John’s account of the last supper is about foot washing, which has a long history. It is an act of hospitality for a host to provide water and a servant for guests to wash their feet (Gaventa and Petersen). We see it in Genesis. There is a cultic sacrificial discipline for priests to wash their feet before approaching the altar as an act of spiritual purification, that implies the importance of the relationship between God and the priest making the sacrifice, and I suspect between God and the person offering the sacrifice (Sakenfeld).
Jesus combines all three. He is the host, by washing the disciples’ feet he acts as the servant, and in his role as the priest, he is tending to the disciples’ spiritual life (Harrelson). Jesus’ use of the term ‘hour’ indicates his imminent return to The Father. The next sentence tells of Jesus love for his disciples, which his motivation for all his actions. Jesus has modeled how the disciples are to treat each other, and how they are to treat everyone else. He has also cleared the way for them to be at one with him and God, as he and God are one (Gaventa and Petersen). Jesus’ desire is for all disciples, including us, to be in the fullest relationship with God.

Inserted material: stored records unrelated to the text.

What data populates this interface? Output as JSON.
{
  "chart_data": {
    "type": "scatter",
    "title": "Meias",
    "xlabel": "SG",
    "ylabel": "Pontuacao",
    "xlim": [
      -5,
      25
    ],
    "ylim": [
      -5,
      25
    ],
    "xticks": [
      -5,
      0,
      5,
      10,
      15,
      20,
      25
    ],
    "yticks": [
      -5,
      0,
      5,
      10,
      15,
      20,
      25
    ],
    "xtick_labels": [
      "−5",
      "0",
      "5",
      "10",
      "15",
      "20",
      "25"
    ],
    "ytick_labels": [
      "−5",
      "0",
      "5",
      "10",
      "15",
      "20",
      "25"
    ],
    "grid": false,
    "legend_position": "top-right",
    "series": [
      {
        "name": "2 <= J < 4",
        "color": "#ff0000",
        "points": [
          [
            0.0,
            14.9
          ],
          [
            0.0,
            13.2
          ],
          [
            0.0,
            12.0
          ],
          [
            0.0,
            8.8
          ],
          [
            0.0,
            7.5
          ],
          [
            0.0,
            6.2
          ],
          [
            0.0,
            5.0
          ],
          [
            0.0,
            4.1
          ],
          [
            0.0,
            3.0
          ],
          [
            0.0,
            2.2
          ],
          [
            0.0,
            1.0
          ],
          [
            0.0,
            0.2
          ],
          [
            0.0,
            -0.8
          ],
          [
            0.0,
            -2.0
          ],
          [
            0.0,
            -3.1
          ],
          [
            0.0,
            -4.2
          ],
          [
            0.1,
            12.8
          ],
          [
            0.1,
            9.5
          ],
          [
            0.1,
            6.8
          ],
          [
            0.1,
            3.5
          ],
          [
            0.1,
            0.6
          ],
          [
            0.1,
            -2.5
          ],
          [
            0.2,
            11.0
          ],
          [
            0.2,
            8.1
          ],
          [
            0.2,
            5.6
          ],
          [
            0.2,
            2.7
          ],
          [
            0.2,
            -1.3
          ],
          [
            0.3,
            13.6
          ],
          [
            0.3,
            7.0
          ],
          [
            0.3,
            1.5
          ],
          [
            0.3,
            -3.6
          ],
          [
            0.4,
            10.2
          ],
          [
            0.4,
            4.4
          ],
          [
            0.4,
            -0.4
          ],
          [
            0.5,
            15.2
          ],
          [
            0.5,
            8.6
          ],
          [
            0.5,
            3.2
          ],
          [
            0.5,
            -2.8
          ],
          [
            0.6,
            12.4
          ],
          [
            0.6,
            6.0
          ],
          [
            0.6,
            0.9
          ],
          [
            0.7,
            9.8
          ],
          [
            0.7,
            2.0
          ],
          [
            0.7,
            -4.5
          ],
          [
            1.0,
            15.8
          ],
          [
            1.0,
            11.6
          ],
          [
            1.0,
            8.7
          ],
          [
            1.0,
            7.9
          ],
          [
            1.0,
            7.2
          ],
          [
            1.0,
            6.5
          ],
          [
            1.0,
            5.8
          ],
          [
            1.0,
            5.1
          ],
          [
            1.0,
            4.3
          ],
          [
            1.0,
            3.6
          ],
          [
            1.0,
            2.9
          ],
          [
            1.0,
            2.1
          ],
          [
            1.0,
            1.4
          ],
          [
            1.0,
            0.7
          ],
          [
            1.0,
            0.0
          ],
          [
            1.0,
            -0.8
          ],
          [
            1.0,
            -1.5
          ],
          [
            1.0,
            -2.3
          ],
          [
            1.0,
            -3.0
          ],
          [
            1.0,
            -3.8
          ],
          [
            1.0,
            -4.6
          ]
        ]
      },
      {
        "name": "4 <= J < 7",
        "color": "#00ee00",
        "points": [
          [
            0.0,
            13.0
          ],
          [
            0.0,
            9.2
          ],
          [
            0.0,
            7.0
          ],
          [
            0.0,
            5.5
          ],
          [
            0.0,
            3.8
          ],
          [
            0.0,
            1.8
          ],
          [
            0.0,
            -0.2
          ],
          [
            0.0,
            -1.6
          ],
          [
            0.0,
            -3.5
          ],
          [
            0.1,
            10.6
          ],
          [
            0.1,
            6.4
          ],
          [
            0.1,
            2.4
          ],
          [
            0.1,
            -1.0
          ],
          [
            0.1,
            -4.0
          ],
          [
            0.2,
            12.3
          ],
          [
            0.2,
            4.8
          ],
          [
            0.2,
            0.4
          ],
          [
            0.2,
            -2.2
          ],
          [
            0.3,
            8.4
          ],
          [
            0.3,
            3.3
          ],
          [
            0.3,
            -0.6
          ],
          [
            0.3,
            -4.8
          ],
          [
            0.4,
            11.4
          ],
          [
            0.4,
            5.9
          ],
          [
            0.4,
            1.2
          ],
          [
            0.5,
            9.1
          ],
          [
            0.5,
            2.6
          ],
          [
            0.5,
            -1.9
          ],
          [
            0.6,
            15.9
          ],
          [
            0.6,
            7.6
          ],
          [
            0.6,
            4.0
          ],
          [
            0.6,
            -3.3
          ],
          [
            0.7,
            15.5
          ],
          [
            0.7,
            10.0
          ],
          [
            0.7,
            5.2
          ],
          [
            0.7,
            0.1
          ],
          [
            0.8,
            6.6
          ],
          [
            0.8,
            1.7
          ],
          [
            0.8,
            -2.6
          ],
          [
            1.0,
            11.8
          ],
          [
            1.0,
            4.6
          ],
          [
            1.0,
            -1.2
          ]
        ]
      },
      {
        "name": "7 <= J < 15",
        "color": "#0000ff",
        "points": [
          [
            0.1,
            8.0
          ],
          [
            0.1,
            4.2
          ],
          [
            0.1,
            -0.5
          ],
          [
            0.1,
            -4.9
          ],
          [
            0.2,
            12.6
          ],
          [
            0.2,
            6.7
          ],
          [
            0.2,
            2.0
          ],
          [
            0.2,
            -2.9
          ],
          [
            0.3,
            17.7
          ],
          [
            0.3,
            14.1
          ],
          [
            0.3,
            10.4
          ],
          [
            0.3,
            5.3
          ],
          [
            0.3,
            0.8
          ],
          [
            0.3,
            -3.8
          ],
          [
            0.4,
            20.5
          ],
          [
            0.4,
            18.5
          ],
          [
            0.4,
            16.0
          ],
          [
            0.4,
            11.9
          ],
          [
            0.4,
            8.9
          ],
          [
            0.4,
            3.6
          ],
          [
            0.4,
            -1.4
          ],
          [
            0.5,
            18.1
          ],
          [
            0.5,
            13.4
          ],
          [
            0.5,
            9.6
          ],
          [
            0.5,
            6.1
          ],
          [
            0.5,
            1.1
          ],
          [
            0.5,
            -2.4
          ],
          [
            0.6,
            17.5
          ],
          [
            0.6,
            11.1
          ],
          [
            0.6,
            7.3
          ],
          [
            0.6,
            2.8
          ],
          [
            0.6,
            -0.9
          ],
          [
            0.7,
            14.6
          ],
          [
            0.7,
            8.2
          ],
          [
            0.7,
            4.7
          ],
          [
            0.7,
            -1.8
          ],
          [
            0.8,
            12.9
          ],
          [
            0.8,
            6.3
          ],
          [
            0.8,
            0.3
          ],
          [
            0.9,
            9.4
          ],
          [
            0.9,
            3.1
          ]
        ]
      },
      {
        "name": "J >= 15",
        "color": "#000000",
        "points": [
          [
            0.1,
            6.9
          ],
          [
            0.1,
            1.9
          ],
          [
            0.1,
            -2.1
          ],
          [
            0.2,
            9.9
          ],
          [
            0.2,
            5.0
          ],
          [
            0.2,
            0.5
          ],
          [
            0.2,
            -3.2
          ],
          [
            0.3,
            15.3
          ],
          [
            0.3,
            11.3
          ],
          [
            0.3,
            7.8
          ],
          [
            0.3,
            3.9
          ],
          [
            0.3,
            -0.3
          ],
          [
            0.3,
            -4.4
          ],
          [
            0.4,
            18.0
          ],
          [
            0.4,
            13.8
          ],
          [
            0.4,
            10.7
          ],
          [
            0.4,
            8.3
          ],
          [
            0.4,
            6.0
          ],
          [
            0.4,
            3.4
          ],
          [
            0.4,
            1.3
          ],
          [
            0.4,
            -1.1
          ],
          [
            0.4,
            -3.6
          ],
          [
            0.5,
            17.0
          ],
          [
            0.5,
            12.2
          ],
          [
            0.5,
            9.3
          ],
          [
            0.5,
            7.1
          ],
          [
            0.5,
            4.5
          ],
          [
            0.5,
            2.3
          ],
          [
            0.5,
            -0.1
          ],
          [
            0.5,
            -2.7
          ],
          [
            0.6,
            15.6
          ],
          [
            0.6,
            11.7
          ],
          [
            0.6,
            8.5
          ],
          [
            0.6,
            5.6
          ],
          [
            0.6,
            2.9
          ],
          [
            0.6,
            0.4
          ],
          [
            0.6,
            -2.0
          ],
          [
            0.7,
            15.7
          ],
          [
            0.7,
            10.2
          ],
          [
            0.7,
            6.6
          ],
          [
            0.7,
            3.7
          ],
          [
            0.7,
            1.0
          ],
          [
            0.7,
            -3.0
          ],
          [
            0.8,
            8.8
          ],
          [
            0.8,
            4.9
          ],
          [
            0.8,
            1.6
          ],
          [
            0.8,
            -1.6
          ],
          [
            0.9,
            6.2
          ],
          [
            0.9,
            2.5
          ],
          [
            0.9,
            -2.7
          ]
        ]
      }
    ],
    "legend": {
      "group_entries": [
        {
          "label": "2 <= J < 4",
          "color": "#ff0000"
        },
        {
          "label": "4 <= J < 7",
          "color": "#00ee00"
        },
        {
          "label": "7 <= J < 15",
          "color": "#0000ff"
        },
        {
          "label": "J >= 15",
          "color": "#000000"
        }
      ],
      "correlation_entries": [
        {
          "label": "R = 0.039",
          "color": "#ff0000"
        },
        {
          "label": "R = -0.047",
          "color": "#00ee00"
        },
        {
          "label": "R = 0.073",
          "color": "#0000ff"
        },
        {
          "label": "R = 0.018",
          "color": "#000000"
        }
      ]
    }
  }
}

In tonight’s gathering, I invite us to listen to Paul’s cry for a community that lives in divine relationship with each other. I invite us to open ourselves to Jesus’ hospitality by allowing him to serve us and to cleanse the way to the fullest relationship with our creator God. Finally, I hope we see how it’s all about relationships. There are only a few days left in this Lenten season of penitential fasting. May we delve into how Jesus accepts us as we are and offers us a way to be who we are called to be. May we delve into our own duplicity in the tomorrow’s tragedy so that it may be cleansed. May we delve into our own behaviors towards people in, around and beyond the church. How do we relate to them? How do we offer them hospitality? How do we serve them? How do we invite them into Jesus’ hosting, serving, and cleansing presence?
Gaventa, Beverly Roberts and David Petersen. New Interpreter’s One Volume Commentary. Nashville, n.d.
Harrelson, Walter J. The New Interpreters’ Study Bible. Abingdon Press, 2003. E-book.
Hatchett, Marion J. Commentary on the American Prayerbook. HarperSanFrancisco, 1980.
Sakenfeld, Katharine Doob. New Interpreter’s Dictionary of the Bible. Nashville: Abingdon, 2009.